A partir de la revolución industrial, con su crecimiento exponencial de la producción, la explosión demográfica, la desorbitada concentración de habitantes en mastodónticas urbes y, sobre todo, la inoculación en la sociedad de ese virus materialista que provoca el febril deseo de un consumo constante y creciente como único modelo para alcanzar el bienestar, la palabra “ecología”, conforme íbamos constatando el deterioro general de nuestro planeta, fue adquiriendo la verdadera transcendencia de su significado.
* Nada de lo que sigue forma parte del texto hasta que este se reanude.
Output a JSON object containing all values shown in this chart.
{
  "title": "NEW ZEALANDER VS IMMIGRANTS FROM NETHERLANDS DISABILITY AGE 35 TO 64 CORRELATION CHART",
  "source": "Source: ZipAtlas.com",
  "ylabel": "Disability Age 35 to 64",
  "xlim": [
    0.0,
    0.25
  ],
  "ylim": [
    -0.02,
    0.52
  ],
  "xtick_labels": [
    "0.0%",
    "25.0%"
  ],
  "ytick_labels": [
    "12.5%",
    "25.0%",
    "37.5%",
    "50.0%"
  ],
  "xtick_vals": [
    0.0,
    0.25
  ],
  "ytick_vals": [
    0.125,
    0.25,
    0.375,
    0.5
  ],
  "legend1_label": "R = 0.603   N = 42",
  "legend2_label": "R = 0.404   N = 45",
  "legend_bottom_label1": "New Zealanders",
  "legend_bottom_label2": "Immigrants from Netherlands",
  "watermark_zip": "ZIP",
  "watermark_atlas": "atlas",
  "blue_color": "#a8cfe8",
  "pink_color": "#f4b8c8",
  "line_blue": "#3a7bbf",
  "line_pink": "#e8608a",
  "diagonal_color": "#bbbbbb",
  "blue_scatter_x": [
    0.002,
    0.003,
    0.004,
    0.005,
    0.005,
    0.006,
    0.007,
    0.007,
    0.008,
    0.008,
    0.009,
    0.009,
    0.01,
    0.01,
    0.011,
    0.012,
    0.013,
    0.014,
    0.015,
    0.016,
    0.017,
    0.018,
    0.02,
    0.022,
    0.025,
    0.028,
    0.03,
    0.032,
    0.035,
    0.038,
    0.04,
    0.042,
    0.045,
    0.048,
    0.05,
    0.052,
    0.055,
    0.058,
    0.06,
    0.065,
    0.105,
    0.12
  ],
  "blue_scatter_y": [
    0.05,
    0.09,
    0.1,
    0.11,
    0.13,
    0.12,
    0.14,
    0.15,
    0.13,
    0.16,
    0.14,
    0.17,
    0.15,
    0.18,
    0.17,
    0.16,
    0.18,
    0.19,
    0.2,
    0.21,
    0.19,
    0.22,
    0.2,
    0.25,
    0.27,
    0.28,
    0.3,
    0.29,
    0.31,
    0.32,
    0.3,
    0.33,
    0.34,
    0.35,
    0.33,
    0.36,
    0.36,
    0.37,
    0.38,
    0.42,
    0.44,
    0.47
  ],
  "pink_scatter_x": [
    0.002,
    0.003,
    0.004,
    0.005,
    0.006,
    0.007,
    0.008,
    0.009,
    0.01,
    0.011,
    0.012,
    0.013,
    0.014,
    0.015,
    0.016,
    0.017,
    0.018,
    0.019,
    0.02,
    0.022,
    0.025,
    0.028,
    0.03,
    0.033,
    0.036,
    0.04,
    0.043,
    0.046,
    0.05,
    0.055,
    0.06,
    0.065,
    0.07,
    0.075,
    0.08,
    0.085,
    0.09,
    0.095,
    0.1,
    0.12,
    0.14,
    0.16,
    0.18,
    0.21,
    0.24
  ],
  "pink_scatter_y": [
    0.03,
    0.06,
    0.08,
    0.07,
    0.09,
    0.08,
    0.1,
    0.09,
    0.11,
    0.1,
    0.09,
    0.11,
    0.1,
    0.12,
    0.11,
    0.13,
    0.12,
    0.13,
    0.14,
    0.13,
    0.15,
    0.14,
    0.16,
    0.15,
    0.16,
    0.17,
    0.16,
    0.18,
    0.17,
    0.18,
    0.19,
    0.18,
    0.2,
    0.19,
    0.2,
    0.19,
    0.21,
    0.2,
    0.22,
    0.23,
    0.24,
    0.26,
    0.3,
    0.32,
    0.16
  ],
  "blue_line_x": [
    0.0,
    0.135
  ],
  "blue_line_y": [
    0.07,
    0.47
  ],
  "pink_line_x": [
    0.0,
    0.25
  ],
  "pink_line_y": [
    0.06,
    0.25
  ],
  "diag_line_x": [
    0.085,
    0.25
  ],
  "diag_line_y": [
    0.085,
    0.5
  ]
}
Sin embargo, estos momentos no es la contaminación del agua, la destrucción de bosques o el envenenamiento del aire (aunque también) el motivo de mi preocupación, sino otro tipo de contaminación que por ser menos tangible, más sutil y difícil de medir, no es menos dañina que las otras, pues afecta al propio entendimiento, a la capacidad de enjuiciar, de valorar y, por tanto, de reaccionar.
Me estoy refiriendo a la contaminación del lenguaje, de las palabras, de sus significados. Una contaminación que, por desgracia, la clase política dirigente, alfabetizada por los verdaderos poderes fácticos, va propagando como una epidemia en sus declaraciones, o a través de los acólitos medios de comunicación, con su perverso y torticero léxico, para intentar confundir y desnaturalizar el verdadero significado que se esconde tras sus palabras. Palabras adulteradas con eufemismos, manchadas con verdades a medias, corrompidas con mentiras disfrazadas, e infectadas con nocivos dogmatismos, además de un sinfín de otros agentes patógenos que debilitan y enferman cualquier intento honesto y coherente de comunicación, que, al fin y al cabo, debería ser la auténtica finalidad del lenguaje.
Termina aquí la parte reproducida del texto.